# Rat biting at nail polish



## ponderosa (Oct 13, 2014)

So sometimes I like to polish my nails, and/or grow them out. A few nights ago, I did my nails for the first time since getting Samantha. Ever since then, most of the times I've held her, she has tried to gnaw at my nails! I'm really not comfortable with her spending the holding session trying to bite my nails. So far, I haven't let her really get her teeth on my nails, but she's been trying and I'm not sure how far she'd go or whether she'd actually bite hard. She will also occasionally try to gnaw on fingernails if they're long, but the polish, it seems, has really gotten her attention. Is this a common thing for rats?

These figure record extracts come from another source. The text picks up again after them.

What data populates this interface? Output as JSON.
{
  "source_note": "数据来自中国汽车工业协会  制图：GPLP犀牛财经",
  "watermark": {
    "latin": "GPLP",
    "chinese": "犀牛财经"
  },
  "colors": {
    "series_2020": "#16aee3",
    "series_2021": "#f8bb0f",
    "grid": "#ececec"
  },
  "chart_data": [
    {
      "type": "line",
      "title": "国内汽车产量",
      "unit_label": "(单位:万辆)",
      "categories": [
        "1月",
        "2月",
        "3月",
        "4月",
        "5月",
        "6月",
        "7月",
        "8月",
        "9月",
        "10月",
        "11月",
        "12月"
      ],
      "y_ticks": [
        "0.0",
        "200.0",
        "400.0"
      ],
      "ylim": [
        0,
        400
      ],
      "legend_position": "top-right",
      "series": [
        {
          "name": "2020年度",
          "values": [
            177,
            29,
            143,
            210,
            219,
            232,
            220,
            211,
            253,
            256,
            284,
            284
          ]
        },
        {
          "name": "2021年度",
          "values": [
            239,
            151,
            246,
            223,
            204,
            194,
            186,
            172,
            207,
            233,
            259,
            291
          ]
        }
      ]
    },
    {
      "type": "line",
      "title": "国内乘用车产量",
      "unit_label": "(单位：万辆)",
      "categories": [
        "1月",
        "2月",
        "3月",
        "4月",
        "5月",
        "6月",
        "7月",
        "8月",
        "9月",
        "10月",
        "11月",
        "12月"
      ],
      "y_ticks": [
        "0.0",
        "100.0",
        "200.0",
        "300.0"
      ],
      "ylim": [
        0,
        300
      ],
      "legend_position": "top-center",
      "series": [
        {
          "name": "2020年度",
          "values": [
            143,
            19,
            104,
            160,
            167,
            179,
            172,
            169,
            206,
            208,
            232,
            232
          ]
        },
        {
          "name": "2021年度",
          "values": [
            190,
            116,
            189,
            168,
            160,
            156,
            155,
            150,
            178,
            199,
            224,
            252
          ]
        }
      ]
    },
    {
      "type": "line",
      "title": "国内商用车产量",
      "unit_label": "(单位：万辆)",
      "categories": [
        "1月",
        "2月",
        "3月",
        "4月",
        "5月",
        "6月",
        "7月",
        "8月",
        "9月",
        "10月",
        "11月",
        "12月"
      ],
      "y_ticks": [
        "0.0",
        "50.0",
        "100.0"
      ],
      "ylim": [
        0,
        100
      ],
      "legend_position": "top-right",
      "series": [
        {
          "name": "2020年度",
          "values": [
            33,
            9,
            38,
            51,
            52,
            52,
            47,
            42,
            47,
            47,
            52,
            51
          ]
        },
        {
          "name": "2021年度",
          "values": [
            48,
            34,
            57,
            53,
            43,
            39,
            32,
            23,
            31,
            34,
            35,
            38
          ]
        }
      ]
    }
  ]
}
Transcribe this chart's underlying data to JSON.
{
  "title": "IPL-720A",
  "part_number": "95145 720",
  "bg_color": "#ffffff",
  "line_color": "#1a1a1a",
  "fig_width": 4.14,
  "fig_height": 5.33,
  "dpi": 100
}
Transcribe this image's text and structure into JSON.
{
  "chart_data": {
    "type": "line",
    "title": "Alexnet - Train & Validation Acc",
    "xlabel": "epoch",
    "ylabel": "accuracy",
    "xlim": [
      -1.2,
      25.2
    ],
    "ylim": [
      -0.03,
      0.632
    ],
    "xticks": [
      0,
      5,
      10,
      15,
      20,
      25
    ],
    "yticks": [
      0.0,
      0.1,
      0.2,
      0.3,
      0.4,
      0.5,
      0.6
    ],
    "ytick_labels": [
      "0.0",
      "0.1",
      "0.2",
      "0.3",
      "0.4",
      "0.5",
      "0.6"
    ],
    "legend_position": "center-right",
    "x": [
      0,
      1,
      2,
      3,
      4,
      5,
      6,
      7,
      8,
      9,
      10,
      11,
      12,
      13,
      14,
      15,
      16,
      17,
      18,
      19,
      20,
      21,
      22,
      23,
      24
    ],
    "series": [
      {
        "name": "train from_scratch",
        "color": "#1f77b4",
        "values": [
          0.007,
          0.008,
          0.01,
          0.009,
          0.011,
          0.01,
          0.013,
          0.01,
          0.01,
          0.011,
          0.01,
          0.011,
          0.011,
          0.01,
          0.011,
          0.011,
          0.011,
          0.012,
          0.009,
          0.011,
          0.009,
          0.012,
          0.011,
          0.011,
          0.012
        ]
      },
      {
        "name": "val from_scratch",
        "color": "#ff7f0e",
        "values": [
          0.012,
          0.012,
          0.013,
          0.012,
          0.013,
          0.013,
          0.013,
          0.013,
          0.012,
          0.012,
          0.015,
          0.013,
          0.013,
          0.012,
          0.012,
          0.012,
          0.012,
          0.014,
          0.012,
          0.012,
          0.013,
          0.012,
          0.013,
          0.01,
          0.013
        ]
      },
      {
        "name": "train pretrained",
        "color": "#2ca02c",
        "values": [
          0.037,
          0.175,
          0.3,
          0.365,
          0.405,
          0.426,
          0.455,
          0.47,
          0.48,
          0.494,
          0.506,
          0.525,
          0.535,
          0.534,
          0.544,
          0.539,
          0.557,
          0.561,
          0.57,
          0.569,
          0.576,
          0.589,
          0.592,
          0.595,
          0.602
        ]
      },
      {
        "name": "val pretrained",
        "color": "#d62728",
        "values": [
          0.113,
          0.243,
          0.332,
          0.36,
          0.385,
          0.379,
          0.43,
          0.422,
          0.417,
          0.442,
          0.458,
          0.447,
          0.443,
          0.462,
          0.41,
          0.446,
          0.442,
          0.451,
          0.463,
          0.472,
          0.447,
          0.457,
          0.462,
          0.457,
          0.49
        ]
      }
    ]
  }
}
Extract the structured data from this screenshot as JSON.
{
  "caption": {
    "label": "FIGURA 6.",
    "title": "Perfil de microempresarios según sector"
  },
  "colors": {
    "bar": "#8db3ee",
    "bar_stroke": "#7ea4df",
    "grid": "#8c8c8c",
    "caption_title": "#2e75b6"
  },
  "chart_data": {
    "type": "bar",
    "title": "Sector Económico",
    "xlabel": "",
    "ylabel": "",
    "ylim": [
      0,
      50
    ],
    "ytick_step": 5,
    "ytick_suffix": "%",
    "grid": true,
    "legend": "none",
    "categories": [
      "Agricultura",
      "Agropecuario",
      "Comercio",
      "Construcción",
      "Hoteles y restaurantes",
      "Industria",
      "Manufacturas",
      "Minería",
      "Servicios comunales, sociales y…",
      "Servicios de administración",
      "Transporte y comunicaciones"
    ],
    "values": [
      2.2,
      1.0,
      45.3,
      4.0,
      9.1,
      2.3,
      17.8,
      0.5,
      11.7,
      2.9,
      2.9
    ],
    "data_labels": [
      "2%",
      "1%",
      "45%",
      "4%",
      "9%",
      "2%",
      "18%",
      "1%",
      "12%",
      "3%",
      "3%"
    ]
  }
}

Is there a good way to discourage this (like the gentle bopping that we have used to try to discourage our others from nipping), or will I just have to give up the fancy nails or get used to this?


----------



## mimsy (Jun 8, 2014)

I've always had that issue with quite a few rats. If they are like mine, they don't bite down hard, but they scrap with their teeth, which is uncomfortable for me...and they eat the polish, which I doubt is healthy for them. If my nails are long they nibble the edges, but I haven't had them really go to town with them ever. I can't figure out why they feel mine should be so short, but they don't trim their own..cause those are scratchy.


----------



## ponderosa (Oct 13, 2014)

Maybe they think that the polish is "dirt" and needs to be groomed off. This is gel polish and she would have a heck of a time scraping it off (and I certainly don't want her eating it!) I wish they would do more about their own nails, too. My hands always have scratches on them these days from holding squirming rats! Even our cats would chew their claws.


----------



## new_rattie_mommy (Aug 24, 2014)

Yup my nail polish seems to get one of my rat's attention especially. He won't bite down hard but I discourage by either gently pushing him off of it, and it usually just changes his focus, otherwise you could bop her gently cuz you wouldn't really want her eating it. And I always worry he will accidentally bite too hard cuz sometimes he has hit a certain spot and it hurts. I think the colors draws the attention though and makes them want to play with it and check it out or something.


----------



## MOA (Sep 7, 2014)

Mine do it too, it's kind of their way of grooming us I think..


----------